We also question under what authority Mr. Warsame was captured and detained. The administration must clarify whether it claims authorization to capture and detain him under the 2001 Authorization to Use Military Force. Such authority only extends to those involved with the 9/11 attacks, and his relationship to those attacks seems remote or nonexistent. Rather, it appears that the administration is stretching the meaning of that law to capture and detain, perhaps indefinitely, anyone it claims is a terrorism suspect anywhere in the world. Such actions undercut the important criminal protections to which every suspect is entitled. Those protections kick in upon arrest and not two months after the fact.

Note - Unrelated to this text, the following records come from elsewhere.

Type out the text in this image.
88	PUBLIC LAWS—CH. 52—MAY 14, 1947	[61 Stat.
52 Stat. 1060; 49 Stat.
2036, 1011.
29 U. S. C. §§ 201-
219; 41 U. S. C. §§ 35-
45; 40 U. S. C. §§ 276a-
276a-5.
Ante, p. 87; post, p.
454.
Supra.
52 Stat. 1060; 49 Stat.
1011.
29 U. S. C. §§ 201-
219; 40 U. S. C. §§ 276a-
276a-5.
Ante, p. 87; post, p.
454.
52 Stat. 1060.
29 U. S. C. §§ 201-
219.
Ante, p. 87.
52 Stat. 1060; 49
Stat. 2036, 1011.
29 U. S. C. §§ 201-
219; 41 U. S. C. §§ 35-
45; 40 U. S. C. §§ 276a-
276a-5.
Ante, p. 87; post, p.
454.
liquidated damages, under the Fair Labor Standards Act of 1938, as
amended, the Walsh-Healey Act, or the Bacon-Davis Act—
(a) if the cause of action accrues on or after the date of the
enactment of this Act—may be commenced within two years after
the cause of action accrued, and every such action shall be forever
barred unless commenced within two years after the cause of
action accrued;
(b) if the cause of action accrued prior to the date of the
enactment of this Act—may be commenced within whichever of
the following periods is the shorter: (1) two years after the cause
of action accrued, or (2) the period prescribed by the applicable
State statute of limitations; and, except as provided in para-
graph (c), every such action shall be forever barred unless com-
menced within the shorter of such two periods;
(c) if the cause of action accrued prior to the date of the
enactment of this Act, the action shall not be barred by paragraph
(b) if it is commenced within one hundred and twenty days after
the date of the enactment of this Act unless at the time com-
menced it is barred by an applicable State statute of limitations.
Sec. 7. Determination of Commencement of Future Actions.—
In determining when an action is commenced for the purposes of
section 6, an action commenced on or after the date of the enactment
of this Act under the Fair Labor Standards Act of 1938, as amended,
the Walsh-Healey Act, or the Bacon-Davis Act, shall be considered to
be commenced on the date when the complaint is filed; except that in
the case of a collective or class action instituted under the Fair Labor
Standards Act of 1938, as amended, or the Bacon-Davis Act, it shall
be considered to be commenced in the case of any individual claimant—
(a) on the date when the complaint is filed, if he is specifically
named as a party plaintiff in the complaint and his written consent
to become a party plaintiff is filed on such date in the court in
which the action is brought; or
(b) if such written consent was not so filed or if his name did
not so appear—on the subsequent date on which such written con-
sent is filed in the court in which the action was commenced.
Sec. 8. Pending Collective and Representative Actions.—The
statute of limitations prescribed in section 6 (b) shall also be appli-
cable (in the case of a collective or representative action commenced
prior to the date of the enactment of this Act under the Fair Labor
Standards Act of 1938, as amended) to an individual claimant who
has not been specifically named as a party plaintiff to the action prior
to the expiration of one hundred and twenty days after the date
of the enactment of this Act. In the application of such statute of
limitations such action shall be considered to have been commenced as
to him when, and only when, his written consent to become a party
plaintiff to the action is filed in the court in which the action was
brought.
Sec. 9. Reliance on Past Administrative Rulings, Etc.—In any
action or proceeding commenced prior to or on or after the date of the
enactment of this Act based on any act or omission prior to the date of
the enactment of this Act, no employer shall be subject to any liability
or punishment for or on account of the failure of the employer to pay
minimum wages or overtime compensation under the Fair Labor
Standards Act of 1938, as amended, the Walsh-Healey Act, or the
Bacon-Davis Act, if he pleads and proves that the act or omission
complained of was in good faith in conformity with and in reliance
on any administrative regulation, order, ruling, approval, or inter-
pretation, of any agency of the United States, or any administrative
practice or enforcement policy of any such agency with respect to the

Even accepting the administration’s argument of laws of war, it is illegal under any circumstance to hold people at sea except pending transfer to land and not for purposes of interrogation outside the law. That provision was written into the Geneva Conventions and U.S. military regulations, most likely in response to Japanese abuses of American prisoners aboard ‘Hell Ships’ in World War II.
The administration must answer a host of questions surrounding this action:
First are questions regarding the legal authority for Mr. Warsame’s capture and detention.
*** Under what legal theory and under what power was the administration operating to justify his capture and detention?
*** If the administration claims authority under the AUMF, how would that have justified the detention given that there is supposed to be an explicit tie to 9/11 in those cases?
*** Does the administration believe we are engaged in armed conflict in Somalia sufficient to trigger application of the laws of war? With the Shabab?
*** If Mr. Warsame was purportedly held in connection with an armed conflict, what does the administration claim his status was under the laws of war?
*** Does the administration claim that Congress has authorized armed conflict with the Shabab?
Second are questions concerning his treatment once captured.
*** Under what authority does the administration claim it may hold a person beyond fourteen days without notifying the Red Cross?
*** How long does the administration claim they may hold a person without procedural protections (e.g., access to counsel and being informed of the right to habeas corpus) before they are prosecuted?
*** How can Mr. Warsame’s Miranda waiver have been genuinely voluntary if he was only read his rights two months into his incommunicado detention and interrogation, even after a supposed “break”?
*** Was Mr. Warsame allowed contact with his family?
*** Separate and apart from authority to detain, what authority did they have to interrogate him?
Third are questions regarding how widespread is the practice under which Mr. Warsame was held.
*** How many other people are floating around on U.S. prison ships?
*** How many of those are unknown to the Red Cross?
The proper way to handle Mr. Warsame was the way the U.S. handled other pirate cases in 2009 and 2010: suspects were brought to the U.S. to face criminal charges in New York and Virginia within days of capture at sea. The Obama administration appears to have created a floating legal black hole, just as Guantánamo Bay was originally conceived: no Red Cross, no lawyers, no habeas – no rights.
We more than ever need an independent political force in this country that will confront the unlawful actions of the military and intelligence agencies. But right now, the Empire is in the driver’s seat, and all we can do is protest and demand that something be done.